Claudia and I are nearly at the end of “Weddingarama.” We fly out tomorrow morning to celebrate a milestone birthday for my mom and to attend the last of six weddings in eight weeks (these last three weddings in three weeks).
It is an honor it is to witness the most important day of our friends’ and family members’ lives. But I’ll be honest, there have been moments of urgency-induced panic.
Like this morning when I realized I needed to write a blog post today. Drafting a post can be quick, but fiddling with the format, graphics, links, tags, etc. is time-consuming. “I have to write a blog post” wrestled with “I want to work on my novel.”
What’s most important to me as a writer today is working on my novel. So instead of fighting with myself or reacting with panic, I found a creative alternative: I’m giving most of my Product Time (aka writing time) to my novel. I’m curtailing the time spent on this blog by re-running a post that dovetails with last week’s post. I hope you find this post as useful as I did when I re-read it this morning.

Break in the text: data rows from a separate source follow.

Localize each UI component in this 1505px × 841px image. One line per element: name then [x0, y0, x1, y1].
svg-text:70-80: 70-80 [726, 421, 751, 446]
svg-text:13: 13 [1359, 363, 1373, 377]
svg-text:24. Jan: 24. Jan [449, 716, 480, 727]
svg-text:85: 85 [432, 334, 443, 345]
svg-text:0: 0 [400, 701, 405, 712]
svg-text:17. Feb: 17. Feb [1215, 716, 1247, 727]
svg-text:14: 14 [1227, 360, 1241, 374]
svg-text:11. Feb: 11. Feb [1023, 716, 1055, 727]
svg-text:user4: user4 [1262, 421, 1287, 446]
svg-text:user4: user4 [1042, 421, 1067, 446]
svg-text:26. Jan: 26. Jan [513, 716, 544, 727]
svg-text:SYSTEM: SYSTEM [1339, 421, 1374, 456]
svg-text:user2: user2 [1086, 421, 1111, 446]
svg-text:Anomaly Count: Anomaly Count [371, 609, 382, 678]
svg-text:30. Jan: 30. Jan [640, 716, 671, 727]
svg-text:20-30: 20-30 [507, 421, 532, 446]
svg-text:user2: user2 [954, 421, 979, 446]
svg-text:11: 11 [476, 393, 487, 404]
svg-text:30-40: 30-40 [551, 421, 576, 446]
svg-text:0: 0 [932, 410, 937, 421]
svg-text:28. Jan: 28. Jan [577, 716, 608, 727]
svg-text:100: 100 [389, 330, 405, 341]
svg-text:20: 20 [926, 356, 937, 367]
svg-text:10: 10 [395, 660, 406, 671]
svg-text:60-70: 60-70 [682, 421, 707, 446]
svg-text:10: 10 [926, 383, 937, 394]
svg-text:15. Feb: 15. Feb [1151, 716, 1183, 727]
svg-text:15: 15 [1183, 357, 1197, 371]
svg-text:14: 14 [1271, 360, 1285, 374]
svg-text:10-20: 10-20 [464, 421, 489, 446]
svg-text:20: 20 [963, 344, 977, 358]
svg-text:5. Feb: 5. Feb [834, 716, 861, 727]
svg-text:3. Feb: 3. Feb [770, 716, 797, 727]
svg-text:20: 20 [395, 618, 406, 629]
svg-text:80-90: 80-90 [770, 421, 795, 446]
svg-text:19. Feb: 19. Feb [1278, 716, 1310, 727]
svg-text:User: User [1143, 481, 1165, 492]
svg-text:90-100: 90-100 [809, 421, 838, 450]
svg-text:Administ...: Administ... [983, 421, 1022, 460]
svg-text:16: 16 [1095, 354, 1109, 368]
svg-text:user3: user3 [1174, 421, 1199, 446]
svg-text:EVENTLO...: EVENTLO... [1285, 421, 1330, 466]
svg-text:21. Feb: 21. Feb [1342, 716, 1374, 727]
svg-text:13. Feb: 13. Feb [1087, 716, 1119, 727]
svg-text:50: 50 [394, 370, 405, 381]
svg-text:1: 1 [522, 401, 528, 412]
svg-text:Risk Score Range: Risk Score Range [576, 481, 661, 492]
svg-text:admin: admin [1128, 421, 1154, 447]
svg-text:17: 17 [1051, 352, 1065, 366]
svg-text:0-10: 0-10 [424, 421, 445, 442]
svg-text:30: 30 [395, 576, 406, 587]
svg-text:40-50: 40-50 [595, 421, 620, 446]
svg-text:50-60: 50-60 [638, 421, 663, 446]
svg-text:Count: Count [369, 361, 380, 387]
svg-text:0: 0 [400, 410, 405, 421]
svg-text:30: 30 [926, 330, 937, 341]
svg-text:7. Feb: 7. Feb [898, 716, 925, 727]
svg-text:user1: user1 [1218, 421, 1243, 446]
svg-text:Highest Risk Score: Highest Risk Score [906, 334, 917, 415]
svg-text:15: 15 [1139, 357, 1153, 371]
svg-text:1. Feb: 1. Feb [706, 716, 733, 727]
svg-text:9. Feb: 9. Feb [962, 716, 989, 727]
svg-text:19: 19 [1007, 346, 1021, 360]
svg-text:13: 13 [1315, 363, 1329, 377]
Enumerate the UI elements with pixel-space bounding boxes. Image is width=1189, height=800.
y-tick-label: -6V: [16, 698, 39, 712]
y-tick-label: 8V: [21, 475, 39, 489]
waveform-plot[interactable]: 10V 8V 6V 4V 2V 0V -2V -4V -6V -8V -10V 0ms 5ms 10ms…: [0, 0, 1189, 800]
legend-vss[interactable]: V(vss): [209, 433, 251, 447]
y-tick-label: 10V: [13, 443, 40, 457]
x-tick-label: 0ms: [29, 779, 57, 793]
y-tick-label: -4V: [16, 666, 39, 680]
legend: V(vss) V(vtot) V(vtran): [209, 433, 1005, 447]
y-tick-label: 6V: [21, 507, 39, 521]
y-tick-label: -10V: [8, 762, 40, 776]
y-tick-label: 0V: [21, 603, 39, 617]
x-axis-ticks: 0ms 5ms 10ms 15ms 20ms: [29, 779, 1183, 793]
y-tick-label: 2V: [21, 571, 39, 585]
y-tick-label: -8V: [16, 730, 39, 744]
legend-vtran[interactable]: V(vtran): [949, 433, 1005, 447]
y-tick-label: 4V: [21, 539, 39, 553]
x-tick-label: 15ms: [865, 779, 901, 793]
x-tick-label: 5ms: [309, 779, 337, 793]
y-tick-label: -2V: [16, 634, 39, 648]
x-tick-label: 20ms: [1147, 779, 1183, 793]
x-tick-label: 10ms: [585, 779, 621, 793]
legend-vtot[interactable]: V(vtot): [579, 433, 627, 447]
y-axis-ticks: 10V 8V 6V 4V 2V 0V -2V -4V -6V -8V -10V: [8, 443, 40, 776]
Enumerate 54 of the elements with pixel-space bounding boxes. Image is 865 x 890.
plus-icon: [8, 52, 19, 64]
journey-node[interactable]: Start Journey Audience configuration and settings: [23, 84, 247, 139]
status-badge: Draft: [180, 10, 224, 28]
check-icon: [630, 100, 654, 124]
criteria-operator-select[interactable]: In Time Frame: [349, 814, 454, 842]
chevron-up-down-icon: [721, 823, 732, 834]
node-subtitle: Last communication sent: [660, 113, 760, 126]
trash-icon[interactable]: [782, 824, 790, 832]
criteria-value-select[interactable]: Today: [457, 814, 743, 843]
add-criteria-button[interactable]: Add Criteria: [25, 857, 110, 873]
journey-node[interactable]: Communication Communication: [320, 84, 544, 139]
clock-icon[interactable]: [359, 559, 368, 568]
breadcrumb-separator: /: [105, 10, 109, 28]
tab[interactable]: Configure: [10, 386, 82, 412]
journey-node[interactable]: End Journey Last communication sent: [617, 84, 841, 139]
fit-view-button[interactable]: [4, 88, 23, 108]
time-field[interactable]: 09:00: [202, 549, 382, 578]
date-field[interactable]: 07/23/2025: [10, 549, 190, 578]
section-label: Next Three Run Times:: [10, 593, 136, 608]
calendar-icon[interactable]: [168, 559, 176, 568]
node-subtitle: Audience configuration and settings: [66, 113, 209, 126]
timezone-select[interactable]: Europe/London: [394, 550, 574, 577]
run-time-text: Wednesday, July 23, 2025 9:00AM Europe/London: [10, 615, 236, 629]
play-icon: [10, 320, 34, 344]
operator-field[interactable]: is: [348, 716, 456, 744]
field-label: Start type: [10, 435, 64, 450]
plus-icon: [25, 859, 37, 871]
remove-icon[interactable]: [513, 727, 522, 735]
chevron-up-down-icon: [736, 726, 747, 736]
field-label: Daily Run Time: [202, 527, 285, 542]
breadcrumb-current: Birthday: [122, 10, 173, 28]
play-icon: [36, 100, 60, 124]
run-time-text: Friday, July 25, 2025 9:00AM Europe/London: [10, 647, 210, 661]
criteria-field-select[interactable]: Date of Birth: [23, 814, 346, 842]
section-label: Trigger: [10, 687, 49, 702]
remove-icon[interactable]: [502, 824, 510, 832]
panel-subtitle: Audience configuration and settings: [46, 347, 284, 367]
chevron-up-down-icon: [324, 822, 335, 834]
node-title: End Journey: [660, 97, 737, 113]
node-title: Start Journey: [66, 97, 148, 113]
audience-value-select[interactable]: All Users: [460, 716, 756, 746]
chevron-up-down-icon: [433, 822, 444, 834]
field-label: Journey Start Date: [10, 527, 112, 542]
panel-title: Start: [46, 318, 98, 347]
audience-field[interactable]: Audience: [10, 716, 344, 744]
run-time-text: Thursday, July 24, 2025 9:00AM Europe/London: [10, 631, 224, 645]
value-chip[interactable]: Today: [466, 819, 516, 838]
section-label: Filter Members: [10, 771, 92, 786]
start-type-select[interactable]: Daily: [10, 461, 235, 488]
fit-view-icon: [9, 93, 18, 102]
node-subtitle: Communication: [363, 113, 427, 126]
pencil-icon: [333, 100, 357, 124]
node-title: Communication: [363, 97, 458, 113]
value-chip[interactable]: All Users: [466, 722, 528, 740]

Panic Is the Death of Creativity
When you think “I’ve got to figure this out NOW or something awful is going to happen,” your chances of coming up with a unique solution are minimal. You’ll come up with something — it just won’t be something creative. (more about the brain science of why waiting to the last minute destroys creativity)
On the other hand, Seth Godin points out that a complete absence of urgency is just as deadly for innovation.
He writes that one of “…the two warning signs of the person in the grip of the resistance” is the thought “‘I can take my time…”’
Godin emphasizes, “You don’t need more time, you just need to decide.”
What kinds of things do you panic about? What writing tasks do you delay until you get an adrenaline rush to get you through? When and where do you need to slow down, relax and give yourself space and time to play with possibilities?
What kinds of things do you lack urgency about? What writing projects have you delayed because you have plenty of time to “get around to it someday”? When and where do “you just need to decide” and take action?
How can give yourself enough, but not too much, urgency?